Microsoft Encarta:
Geschichtsverdrehungen
Die Microsoft Encarta sieht die Geschichte Palästinas aus einer
einseitigen Perspektive
Von Burkhard Schröder
Erschienen in Telepolis
Wer in alten Zeiten etwas über die Welt erfahren wollte, kaufte sich
den legendären "Brockhaus",
Meyers
Konversationslexikon oder das "Große Bertelsmann Volkslexikon".
Derartige Bücher waren auch innenarchitektonisch wertvoll, weil man sie
als Zeichen der Bildung, gemessen in Kubikmetern, in der Schrankwand gut
sichtbar platzieren konnte. Nachschlagewerke waren praktisch
"für die
Wissensbedürfnisse des bürgerlichen Alltags".
Für den bürgerlichen Alltag mit dem Computer, der von Windows-Produkten
wimmelt, bietet sich heute die
Microsoft Encarta als Compact Disk an, eine Enzyklopädie des
Wissens für den Hausgebrauch. Nur steht dort an manchen Stellen grober
Unfug. Und wenn es um Israel geht, fragt man sich, ob die in der
deutschen "Encarta" vertretenen Thesen nur schlecht redigiert sind oder
ob Microsoft anti-israelische Vorurteile bewusst fördern will. Das
jüdische Portal haGalil spricht sogar von
"Geschichtsverdrehung unter enzyklopädischem Deckmäntelchen".
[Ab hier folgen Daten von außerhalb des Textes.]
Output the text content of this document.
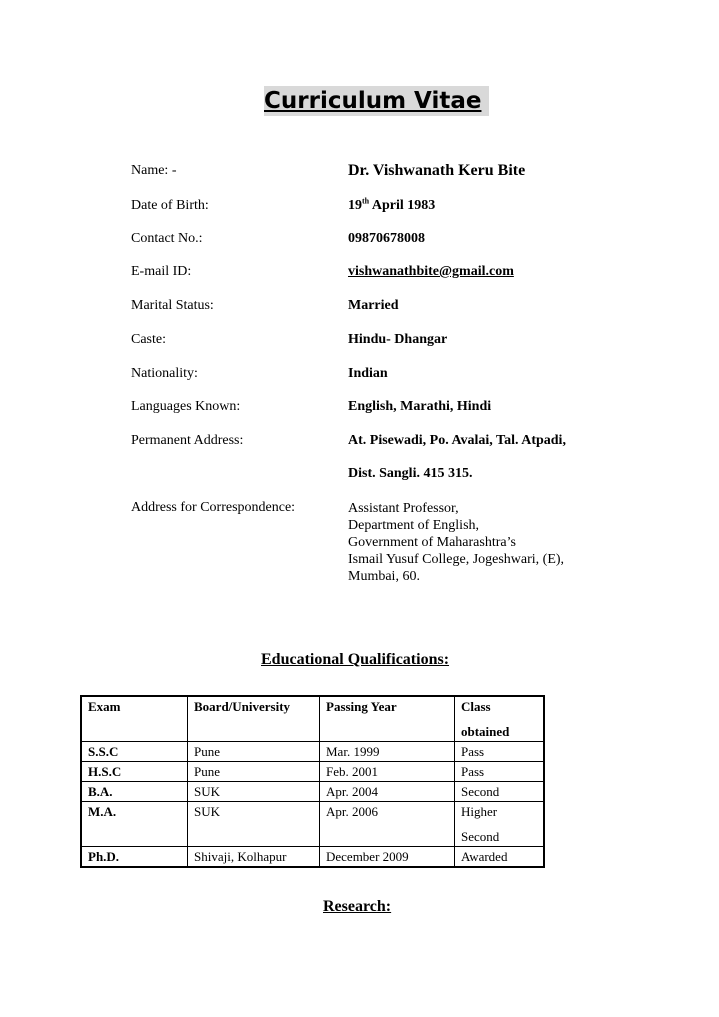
Curriculum Vitae
Name: -	Dr. Vishwanath Keru Bite
Date of Birth:	19th April 1983
Contact No.:	09870678008
E-mail ID:	vishwanathbite@gmail.com
Marital Status:	Married
Caste:	Hindu- Dhangar
Nationality:	Indian
Languages Known:	English, Marathi, Hindi
Permanent Address:	At. Pisewadi, Po. Avalai, Tal. Atpadi,
Dist. Sangli. 415 315.
Address for Correspondence:	Assistant Professor,
Department of English,
Government of Maharashtra’s
Ismail Yusuf College, Jogeshwari, (E),
Mumbai, 60.
Educational Qualifications:
Exam	Board/University	Passing Year	Class
obtained

S.S.C	Pune	Mar. 1999	Pass
H.S.C	Pune	Feb. 2001	Pass
B.A.	SUK	Apr. 2004	Second
M.A.	SUK	Apr. 2006	Higher
Second

Ph.D.	Shivaji, Kolhapur	December 2009	Awarded
Research:
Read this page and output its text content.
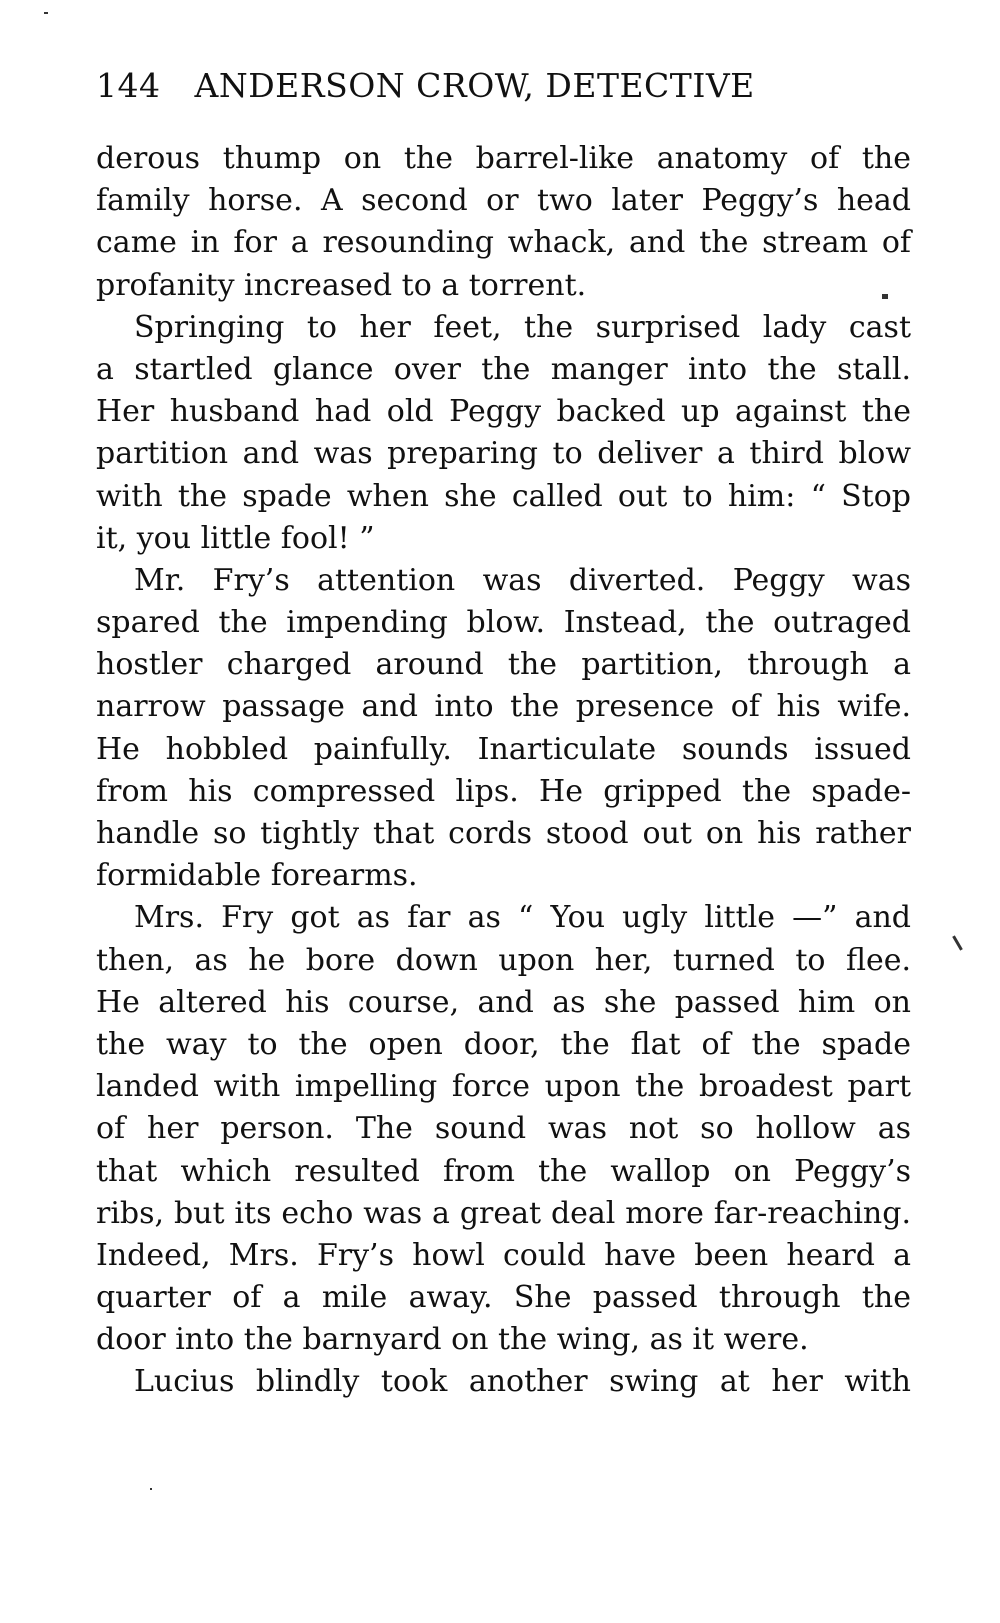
144 ANDERSON CROW, DETECTIVE
derous thump on the barrel-like anatomy of the
family horse. A second or two later Peggy’s head
came in for a resounding whack, and the stream of
profanity increased to a torrent.
Springing to her feet, the surprised lady cast
a startled glance over the manger into the stall.
Her husband had old Peggy backed up against the
partition and was preparing to deliver a third blow
with the spade when she called out to him: “ Stop
it, you little fool! ”
Mr. Fry’s attention was diverted. Peggy was
spared the impending blow. Instead, the outraged
hostler charged around the partition, through a
narrow passage and into the presence of his wife.
He hobbled painfully. Inarticulate sounds issued
from his compressed lips. He gripped the spade-
handle so tightly that cords stood out on his rather
formidable forearms.
Mrs. Fry got as far as “ You ugly little —” and
then, as he bore down upon her, turned to flee.
He altered his course, and as she passed him on
the way to the open door, the flat of the spade
landed with impelling force upon the broadest part
of her person. The sound was not so hollow as
that which resulted from the wallop on Peggy’s
ribs, but its echo was a great deal more far-reaching.
Indeed, Mrs. Fry’s howl could have been heard a
quarter of a mile away. She passed through the
door into the barnyard on the wing, as it were.
Lucius blindly took another swing at her with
Über Kleinigkeiten sollte man sich nicht beschweren. Die Geschichte
Palästinas in der
Online-Version verbreitet längst widerlegte fromme Legenden. Moses
führte das Volk Israel nicht aus der Sklaverei Ägyptens, wie dort
behauptet wird. Die Israeliten besiegten nicht die Kanaaniter.
Israel
Finkelstein, Direktor des Archäologischen Instituts der
Universität Tel Aviv, und
Neil A.
Silberman, Mitherausgeber des
Achaelogy Magazine haben in
ihrem Buch
Keine Posaunen vor Jericho anhand der archäologischen Fakten
belegt, dass der biblische Exodus ein Mythos ist, eine fromme Geschichte
zur moralischen Erbauung, die aber mit der historischen Realität nichts
zu tun hat.
Auch der "große unabhängige Staat" des König David, wie ihn die
"Encarta" beschreibt, ist eine Fiktion. Der legendäre König und Dichter
der Psalmen war wohl eher ein Dorfschulze, und die detailreiche
Beschreibung des salomonischen Tempels in der Bibel eine idealisierte
Version, erfunden im nachhinein von in Agitation und Propaganda sehr
kundigen Schreibern im Dienst einer Priesterkaste.
Der Schreiber des Artikels "Die vergessene Geschichte Palästinas" auf
der "Microsoft Encarta"-CD ist der Volkshochschuldozent
Dr.
Heinz Vestner aus Ismaning - zufällig nicht weit entfernt von
der deutschen Microsoft-Niederlassung in Unterschleißheim bei München.
Nun ist die Geschichte Palästinas nicht vergessen, aber ein Minenfeld,
in dem sich nicht nur VHS-Dozenten, sondern auch professionelle
Historiker verirren können. Wenn dem Staat Israel bzw. dem "Zionismus"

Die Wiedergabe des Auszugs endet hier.